Para manter a mais escandalosa
concentração de renda do planeta Terra, para o rico continuar cada vez mais
rico e o pobre ficar cada dia mais pobre, aí mesmo é que o Brasil não
precisaria do PT.
Porque o maior inimigo do Brasil
hoje e desde sempre é a desigualdade, esse vergonhoso fosso em que 1% da
população detém 30% da renda nacional e para a metade mais pobre sobram 17%, as
migalhas de um banquete indecente.
Mas se este país quer superar a
chaga imensa da desigualdade, recuperar a soberania e o seu lugar no mundo, se
quer voltar a crescer em benefício de todos os brasileiros e brasileiras, o
Partido dos Trabalhadores é mais do que necessário: ele é imprescindível.
Esta é a enorme responsabilidade
que estamos recebendo. O Brasil nunca precisou tanto do PT. E o PT tem de ser
grande o bastante para corresponder ao que o país espera de nós. Tem de estar
unido, forte e cada vez mais conectado com o povo brasileiro.
Temos a responsabilidade de
renovar o partido, compreender o que mudou na sociedade brasileira nesses 40
anos e buscar as respostas para os novos desafios. Fomos forjados na luta em
defesa da classe trabalhadora.
O peso da injustiça recai hoje
sobre os motoristas de aplicativos, os jovens que perdem a saúde e arriscam a
vida fazendo entregas em motos, bicicletas, ou mesmo a pé. Os que não têm a
quem recorrer por seus direitos, porque a única relação de trabalho que
conhecem não é a carteira profissional, mas um telefone celular que ele precisa
recarregar desesperadamente.
Esse é o lugar que resta aos
deserdados de um modelo neoliberal excludente, cada vez mais desumano. Um mundo
em que o mercado é deus e em que a solidariedade deixa de ser um valor
universal, substituída por uma competição individualista feroz.
É com esse mundo novo que o PT
precisa dialogar, sem abrir mão de nossos compromissos históricos, mantendo os
pés firmes no presente e mirando sempre o futuro. Se as formas de exploração
mudaram, a injustiça e a desigualdade permanecem e são cada vez mais cruéis.

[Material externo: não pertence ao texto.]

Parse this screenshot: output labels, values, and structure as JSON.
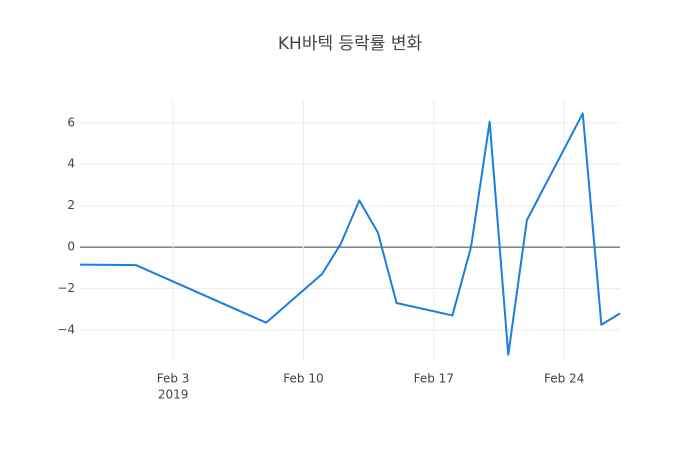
{
  "chart_data": {
    "type": "line",
    "title": "KH바텍 등락률 변화",
    "x": [
      "2019-01-29",
      "2019-02-01",
      "2019-02-08",
      "2019-02-11",
      "2019-02-12",
      "2019-02-13",
      "2019-02-14",
      "2019-02-15",
      "2019-02-18",
      "2019-02-19",
      "2019-02-20",
      "2019-02-21",
      "2019-02-22",
      "2019-02-25",
      "2019-02-26",
      "2019-02-27"
    ],
    "series": [
      {
        "color": "#1a7fe0",
        "values": [
          -0.85,
          -0.87,
          -3.65,
          -1.3,
          0.15,
          2.25,
          0.7,
          -2.7,
          -3.3,
          0,
          6.05,
          -5.2,
          1.3,
          6.45,
          -3.75,
          -3.2
        ]
      }
    ],
    "xlim": [
      "2019-01-29",
      "2019-02-27"
    ],
    "xticks": [
      {
        "value": "2019-02-03",
        "label": "Feb 3"
      },
      {
        "value": "2019-02-10",
        "label": "Feb 10"
      },
      {
        "value": "2019-02-17",
        "label": "Feb 17"
      },
      {
        "value": "2019-02-24",
        "label": "Feb 24"
      }
    ],
    "x_year_label": "2019",
    "ylim": [
      -5.5,
      7.1
    ],
    "yticks": [
      {
        "value": -4,
        "label": "−4"
      },
      {
        "value": -2,
        "label": "−2"
      },
      0,
      2,
      4,
      6
    ],
    "grid": true,
    "zeroline": true
  }
}
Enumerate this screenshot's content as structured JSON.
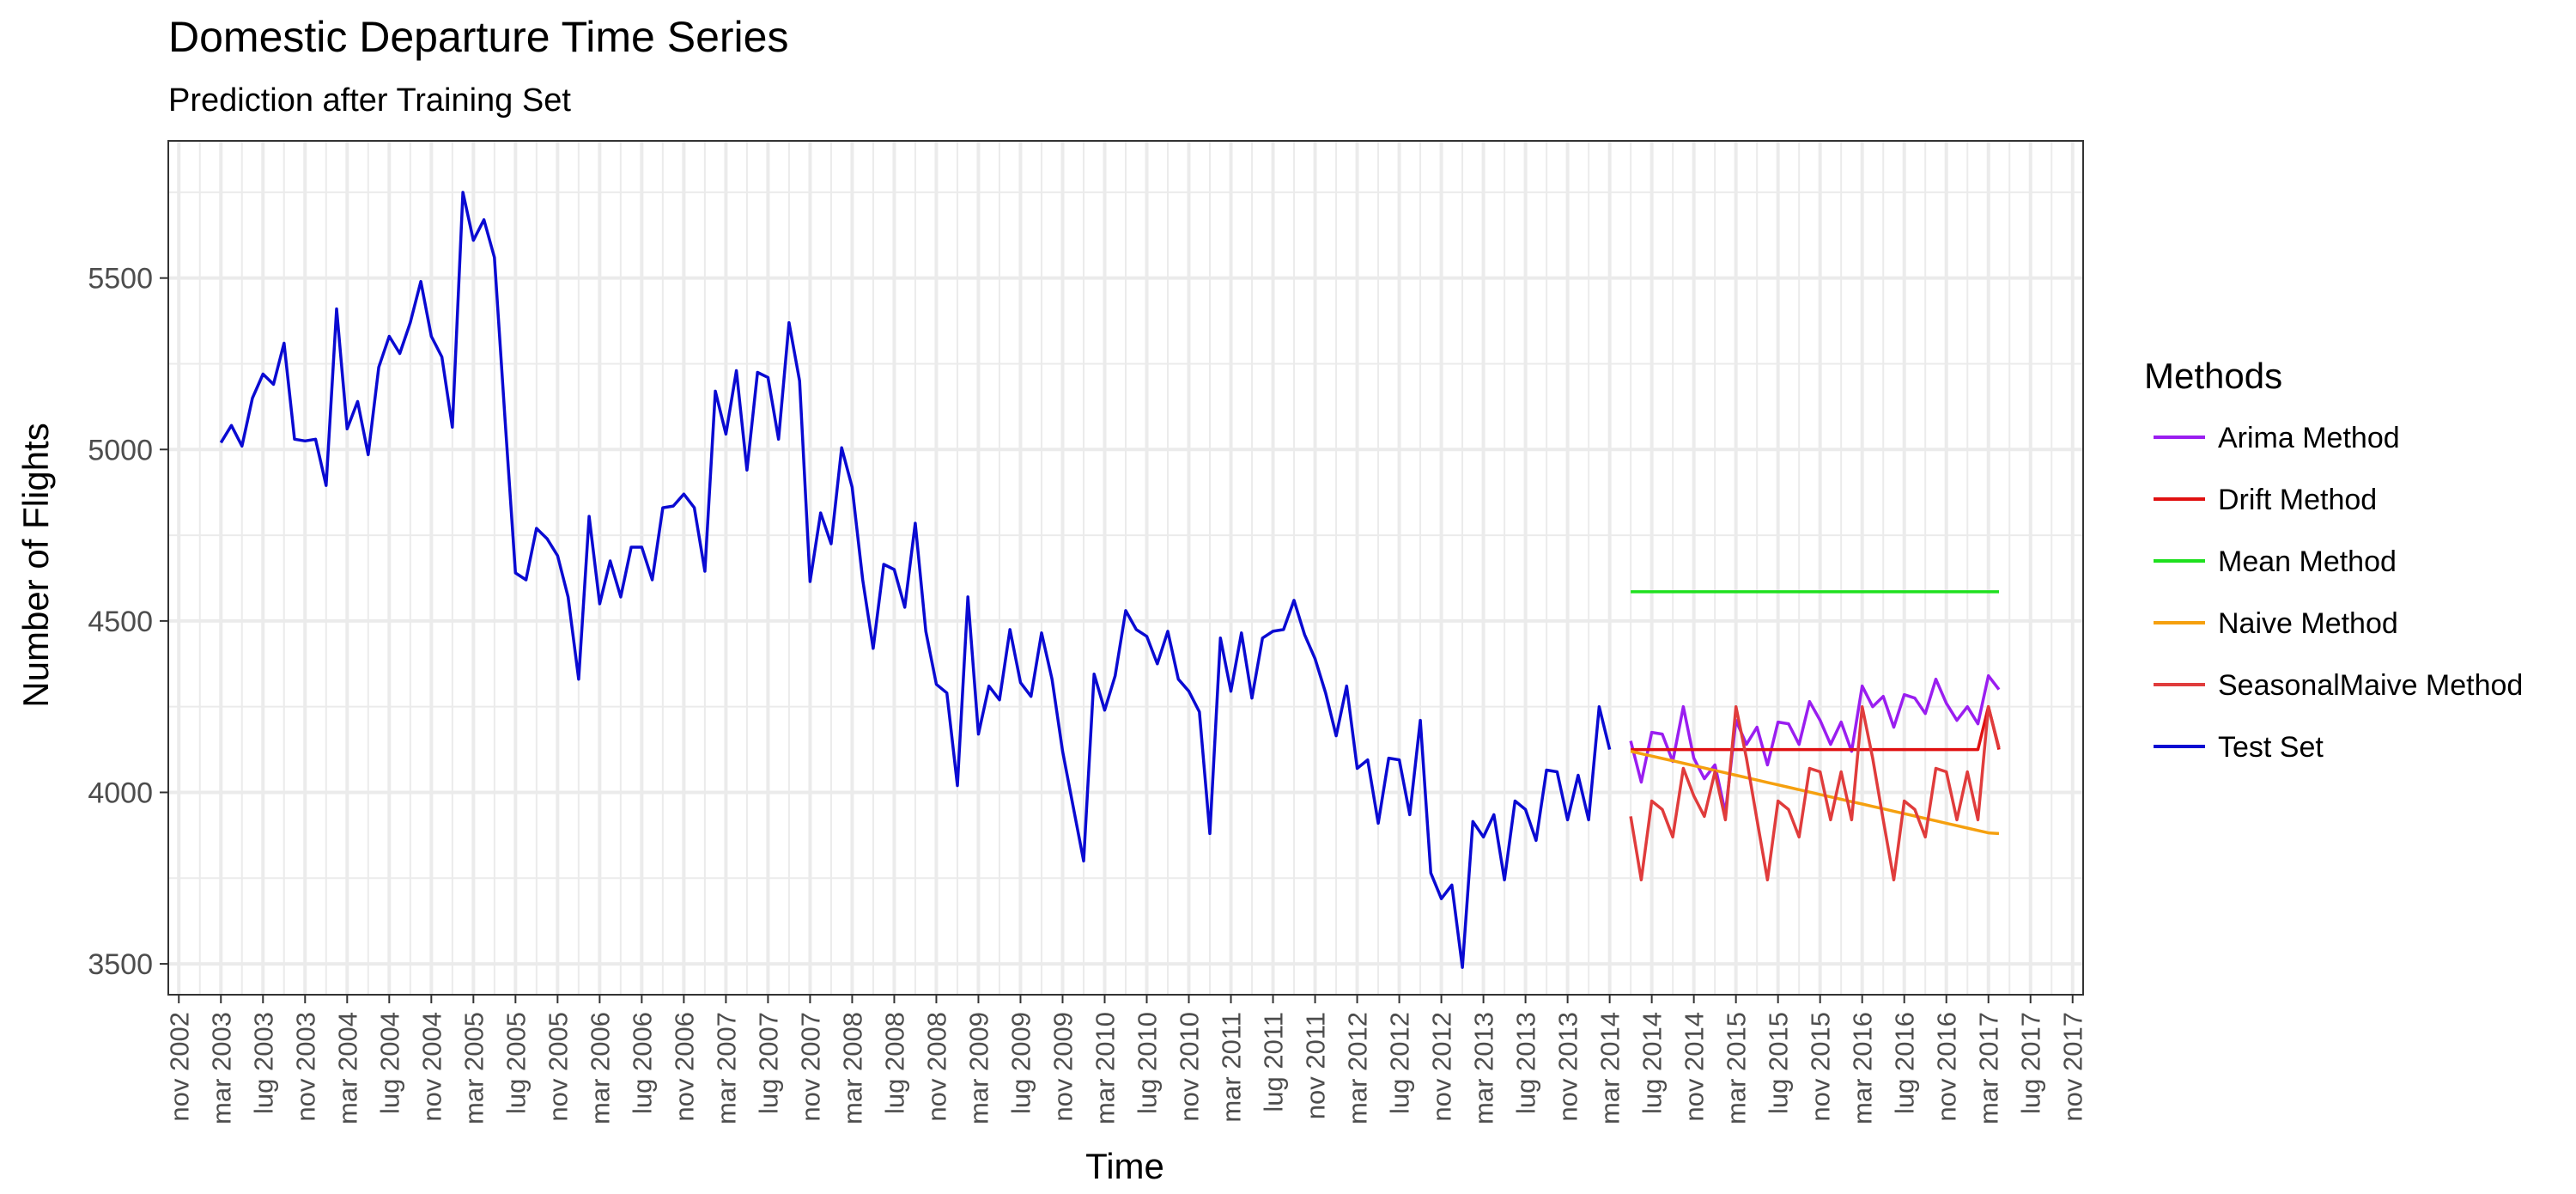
{
  "chart_data": {
    "type": "line",
    "title": "Domestic Departure Time Series",
    "subtitle": "Prediction after Training Set",
    "xlabel": "Time",
    "ylabel": "Number of Flights",
    "ylim": [
      3410,
      5900
    ],
    "yticks": [
      3500,
      4000,
      4500,
      5000,
      5500
    ],
    "xlim": [
      "2002-10",
      "2017-12"
    ],
    "xticks": [
      "nov 2002",
      "mar 2003",
      "lug 2003",
      "nov 2003",
      "mar 2004",
      "lug 2004",
      "nov 2004",
      "mar 2005",
      "lug 2005",
      "nov 2005",
      "mar 2006",
      "lug 2006",
      "nov 2006",
      "mar 2007",
      "lug 2007",
      "nov 2007",
      "mar 2008",
      "lug 2008",
      "nov 2008",
      "mar 2009",
      "lug 2009",
      "nov 2009",
      "mar 2010",
      "lug 2010",
      "nov 2010",
      "mar 2011",
      "lug 2011",
      "nov 2011",
      "mar 2012",
      "lug 2012",
      "nov 2012",
      "mar 2013",
      "lug 2013",
      "nov 2013",
      "mar 2014",
      "lug 2014",
      "nov 2014",
      "mar 2015",
      "lug 2015",
      "nov 2015",
      "mar 2016",
      "lug 2016",
      "nov 2016",
      "mar 2017",
      "lug 2017",
      "nov 2017"
    ],
    "grid": true,
    "legend": {
      "title": "Methods",
      "position": "right"
    },
    "series": [
      {
        "name": "Arima Method",
        "color": "#9A1EF0",
        "start": "2014-05",
        "values": [
          4150,
          4030,
          4175,
          4170,
          4090,
          4250,
          4100,
          4040,
          4080,
          3940,
          4210,
          4140,
          4190,
          4080,
          4205,
          4200,
          4140,
          4265,
          4210,
          4140,
          4205,
          4120,
          4310,
          4250,
          4280,
          4190,
          4285,
          4275,
          4230,
          4330,
          4260,
          4210,
          4250,
          4200,
          4340,
          4300
        ]
      },
      {
        "name": "Drift Method",
        "color": "#E01010",
        "start": "2014-05",
        "values": [
          4125,
          4125,
          4125,
          4125,
          4125,
          4125,
          4125,
          4125,
          4125,
          4125,
          4125,
          4125,
          4125,
          4125,
          4125,
          4125,
          4125,
          4125,
          4125,
          4125,
          4125,
          4125,
          4125,
          4125,
          4125,
          4125,
          4125,
          4125,
          4125,
          4125,
          4125,
          4125,
          4125,
          4125,
          4250,
          4125
        ]
      },
      {
        "name": "Mean Method",
        "color": "#1EE01E",
        "start": "2014-05",
        "values": [
          4585,
          4585,
          4585,
          4585,
          4585,
          4585,
          4585,
          4585,
          4585,
          4585,
          4585,
          4585,
          4585,
          4585,
          4585,
          4585,
          4585,
          4585,
          4585,
          4585,
          4585,
          4585,
          4585,
          4585,
          4585,
          4585,
          4585,
          4585,
          4585,
          4585,
          4585,
          4585,
          4585,
          4585,
          4585,
          4585
        ]
      },
      {
        "name": "Naive Method",
        "color": "#F5A00F",
        "start": "2014-05",
        "values": [
          4120,
          4113,
          4106,
          4099,
          4092,
          4085,
          4078,
          4071,
          4064,
          4057,
          4050,
          4043,
          4036,
          4029,
          4022,
          4015,
          4008,
          4001,
          3994,
          3987,
          3980,
          3973,
          3966,
          3959,
          3952,
          3945,
          3938,
          3931,
          3924,
          3917,
          3910,
          3903,
          3896,
          3889,
          3882,
          3880
        ]
      },
      {
        "name": "SeasonalMaive Method",
        "color": "#E03C3C",
        "start": "2014-05",
        "values": [
          3930,
          3745,
          3975,
          3950,
          3870,
          4070,
          3990,
          3930,
          4060,
          3920,
          4250,
          4100,
          3920,
          3745,
          3975,
          3950,
          3870,
          4070,
          4060,
          3920,
          4060,
          3920,
          4250,
          4100,
          3920,
          3745,
          3975,
          3950,
          3870,
          4070,
          4060,
          3920,
          4060,
          3920,
          4250,
          4130
        ]
      },
      {
        "name": "Test Set",
        "color": "#0A0AD2",
        "start": "2003-03",
        "values": [
          5020,
          5070,
          5010,
          5150,
          5220,
          5190,
          5310,
          5030,
          5025,
          5030,
          4895,
          5410,
          5060,
          5140,
          4985,
          5240,
          5330,
          5280,
          5370,
          5490,
          5330,
          5270,
          5065,
          5750,
          5610,
          5670,
          5560,
          5090,
          4640,
          4620,
          4770,
          4740,
          4690,
          4570,
          4330,
          4805,
          4550,
          4675,
          4570,
          4715,
          4715,
          4620,
          4830,
          4835,
          4870,
          4830,
          4645,
          5170,
          5045,
          5230,
          4940,
          5225,
          5210,
          5030,
          5370,
          5200,
          4615,
          4815,
          4725,
          5005,
          4890,
          4620,
          4420,
          4665,
          4650,
          4540,
          4785,
          4470,
          4315,
          4290,
          4020,
          4570,
          4170,
          4310,
          4270,
          4475,
          4320,
          4280,
          4465,
          4330,
          4120,
          3960,
          3800,
          4345,
          4240,
          4340,
          4530,
          4475,
          4455,
          4375,
          4470,
          4330,
          4295,
          4235,
          3880,
          4450,
          4295,
          4465,
          4275,
          4450,
          4470,
          4475,
          4560,
          4460,
          4390,
          4290,
          4165,
          4310,
          4070,
          4095,
          3910,
          4100,
          4095,
          3935,
          4210,
          3765,
          3690,
          3730,
          3490,
          3915,
          3870,
          3935,
          3745,
          3975,
          3950,
          3860,
          4065,
          4060,
          3920,
          4050,
          3920,
          4250,
          4125
        ]
      }
    ]
  }
}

Temos de estar mais organizados, mais fortes, conscientes e mais decididos do
que nunca a construir um país mais generoso, solidário e mais justo. É por isso
que o Brasil precisa tanto do PT.
Companheiras e companheiros,
Salvar o país da destruição e do
caos social que este governo está produzindo não é tarefa para um único
partido. Fomos eleitos e governamos em aliança com outras forças do campo
popular e democrático. Por mais que tentem nos isolar, estamos juntos na
oposição com partidos da centro-esquerda e estamos com os movimentos sociais,
as centrais sindicais e importantes lideranças da sociedade.
Embora tantos tenham cometido
erros antes e depois dos nossos governos, é somente do PT que exigem a
autocrítica que fazemos todos os dias. Na verdade, querem de nós um humilhante
ato de contrição, como se tivéssemos de pedir perdão por continuar existindo no
coração do povo brasileiro, apesar de tudo que fizeram para nos destruir.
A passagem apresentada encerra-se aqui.